Gene expression of COX pathway. The microarray and qRT-PCR were performed with 2 × 10⁵ human neutrophils from 3 different donors, stimulated with Cr-LAAO (50 μg/mL), LPS (1 μg/mL; positive control) or RPMI (negative control) for 1 h at 37 °C and 5% CO₂. This figure was created using images from Servier Medical Art Commons Attribution 3.0 Unported License (https://smart.servier.com) (A). Servier Medical Art by Servier is licensed under a Creative Commons Attribution 3.0 Unported License. The microarray fold change was represented in up regulation (red) and down regulation (green) for cells stimulated with Cr-LAAO in relation to control.
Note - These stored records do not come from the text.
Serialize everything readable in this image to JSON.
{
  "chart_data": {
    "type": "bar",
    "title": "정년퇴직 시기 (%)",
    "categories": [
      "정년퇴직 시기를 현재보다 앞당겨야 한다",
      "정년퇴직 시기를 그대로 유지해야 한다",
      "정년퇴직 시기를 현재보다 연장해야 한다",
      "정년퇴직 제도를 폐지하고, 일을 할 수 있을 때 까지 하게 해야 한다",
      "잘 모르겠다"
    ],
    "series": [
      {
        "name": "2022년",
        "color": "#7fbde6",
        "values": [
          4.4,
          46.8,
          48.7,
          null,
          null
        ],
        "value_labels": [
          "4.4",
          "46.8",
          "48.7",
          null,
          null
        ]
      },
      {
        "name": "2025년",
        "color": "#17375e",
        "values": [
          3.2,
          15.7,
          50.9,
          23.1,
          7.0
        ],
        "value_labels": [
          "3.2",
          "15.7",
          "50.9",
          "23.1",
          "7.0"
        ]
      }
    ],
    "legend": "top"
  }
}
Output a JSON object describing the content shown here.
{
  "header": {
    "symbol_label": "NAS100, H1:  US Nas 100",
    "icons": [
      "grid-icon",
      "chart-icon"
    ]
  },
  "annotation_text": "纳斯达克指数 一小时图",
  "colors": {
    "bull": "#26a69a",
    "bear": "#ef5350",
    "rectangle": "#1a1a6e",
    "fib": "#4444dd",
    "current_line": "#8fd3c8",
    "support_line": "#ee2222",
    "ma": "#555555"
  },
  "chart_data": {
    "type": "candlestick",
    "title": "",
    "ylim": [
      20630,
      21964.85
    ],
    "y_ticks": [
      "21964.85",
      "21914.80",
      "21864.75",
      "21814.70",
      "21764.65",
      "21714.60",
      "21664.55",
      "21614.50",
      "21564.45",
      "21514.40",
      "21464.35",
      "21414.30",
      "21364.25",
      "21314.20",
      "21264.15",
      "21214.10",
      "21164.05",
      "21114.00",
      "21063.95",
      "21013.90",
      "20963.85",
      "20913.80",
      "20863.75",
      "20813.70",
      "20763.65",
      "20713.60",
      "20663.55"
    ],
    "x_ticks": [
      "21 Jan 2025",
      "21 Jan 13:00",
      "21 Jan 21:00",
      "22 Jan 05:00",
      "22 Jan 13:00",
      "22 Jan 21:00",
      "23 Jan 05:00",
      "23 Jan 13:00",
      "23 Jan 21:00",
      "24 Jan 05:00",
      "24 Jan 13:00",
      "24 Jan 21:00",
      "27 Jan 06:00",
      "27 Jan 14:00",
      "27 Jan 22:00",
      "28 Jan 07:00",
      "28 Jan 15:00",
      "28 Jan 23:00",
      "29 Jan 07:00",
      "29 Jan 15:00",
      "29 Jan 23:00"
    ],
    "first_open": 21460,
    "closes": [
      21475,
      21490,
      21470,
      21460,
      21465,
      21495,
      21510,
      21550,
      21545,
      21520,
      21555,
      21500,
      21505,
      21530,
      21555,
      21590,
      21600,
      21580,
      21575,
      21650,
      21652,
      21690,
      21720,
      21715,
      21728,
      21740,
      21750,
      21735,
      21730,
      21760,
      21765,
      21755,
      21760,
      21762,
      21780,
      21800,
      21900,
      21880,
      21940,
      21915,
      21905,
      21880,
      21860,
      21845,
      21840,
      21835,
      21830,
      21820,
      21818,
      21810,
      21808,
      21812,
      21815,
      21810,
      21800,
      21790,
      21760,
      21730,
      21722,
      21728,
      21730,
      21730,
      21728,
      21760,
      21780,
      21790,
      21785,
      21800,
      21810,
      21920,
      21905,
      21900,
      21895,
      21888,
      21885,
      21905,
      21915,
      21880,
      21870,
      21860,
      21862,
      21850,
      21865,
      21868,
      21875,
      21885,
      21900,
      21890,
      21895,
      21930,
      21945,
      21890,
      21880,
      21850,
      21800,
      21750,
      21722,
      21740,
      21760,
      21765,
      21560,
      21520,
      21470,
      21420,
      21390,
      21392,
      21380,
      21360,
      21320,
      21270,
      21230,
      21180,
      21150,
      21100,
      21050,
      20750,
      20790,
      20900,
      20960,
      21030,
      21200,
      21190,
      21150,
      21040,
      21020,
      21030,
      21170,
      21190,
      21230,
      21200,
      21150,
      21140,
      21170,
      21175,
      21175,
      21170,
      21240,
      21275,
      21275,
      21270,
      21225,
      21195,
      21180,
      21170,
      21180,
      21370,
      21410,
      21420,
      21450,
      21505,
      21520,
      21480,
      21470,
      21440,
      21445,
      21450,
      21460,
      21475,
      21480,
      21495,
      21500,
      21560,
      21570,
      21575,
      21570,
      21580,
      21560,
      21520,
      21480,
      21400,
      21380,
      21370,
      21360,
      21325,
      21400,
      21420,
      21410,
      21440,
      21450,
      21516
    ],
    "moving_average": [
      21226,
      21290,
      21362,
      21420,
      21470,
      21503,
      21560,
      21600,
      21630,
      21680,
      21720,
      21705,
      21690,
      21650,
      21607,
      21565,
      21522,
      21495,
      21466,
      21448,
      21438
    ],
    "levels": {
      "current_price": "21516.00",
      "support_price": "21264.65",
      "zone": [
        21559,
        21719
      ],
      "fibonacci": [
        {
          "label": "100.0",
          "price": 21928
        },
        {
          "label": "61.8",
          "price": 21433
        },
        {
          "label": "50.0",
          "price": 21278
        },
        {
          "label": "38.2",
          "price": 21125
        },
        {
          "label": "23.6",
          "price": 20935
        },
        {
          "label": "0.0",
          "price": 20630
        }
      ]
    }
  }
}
The genes shown were for phospholipase A2-activating protein (PLAA), group IVA (PLA2G4A), IVB (PLA2G4B), IVC (PLA2G4C), IVD (PLA2G4D), IVE (PLA2G4E), IVF (PLA2G4F) and VI (PLA2G6) phospholipase A2, prostaglandin-endoperoxide synthase 1 (PTGS1) and 2 (PTGS2), prostaglandin E synthase 1 (PTGES), 2 (PTGES2) and 3 (PTGES3), prostaglandin reductase 1 (PTGR1) and 2 (PTGR2), prostaglandin E receptor 1 (PTGER1), 2 (PTGER2), 3 (PTGER3) and 4 (PTGER4), perilipin 1–5 (PLIN1, PLIN12, PLIN3, PLIN4 and PLIN5), diacylglycerol O-acyltransferase 1 and 2 (DGAT1 and DGAT2) (B). The genes analyzed by qRT-PCR were PLAA, PLA2G4A, PTGS1, PTGS2, PTGES and PLIN2. Hemoglobin subunit beta (HBB) was used as reference gene for normalization (C). Values are mean S.E.M. from 3 donors. *P < 0.05, **P < 0.01, ***P < 0.001, ****P < 0.0001 compared to negative control (Data were presented with ANOVA followed by Dunnett post-test).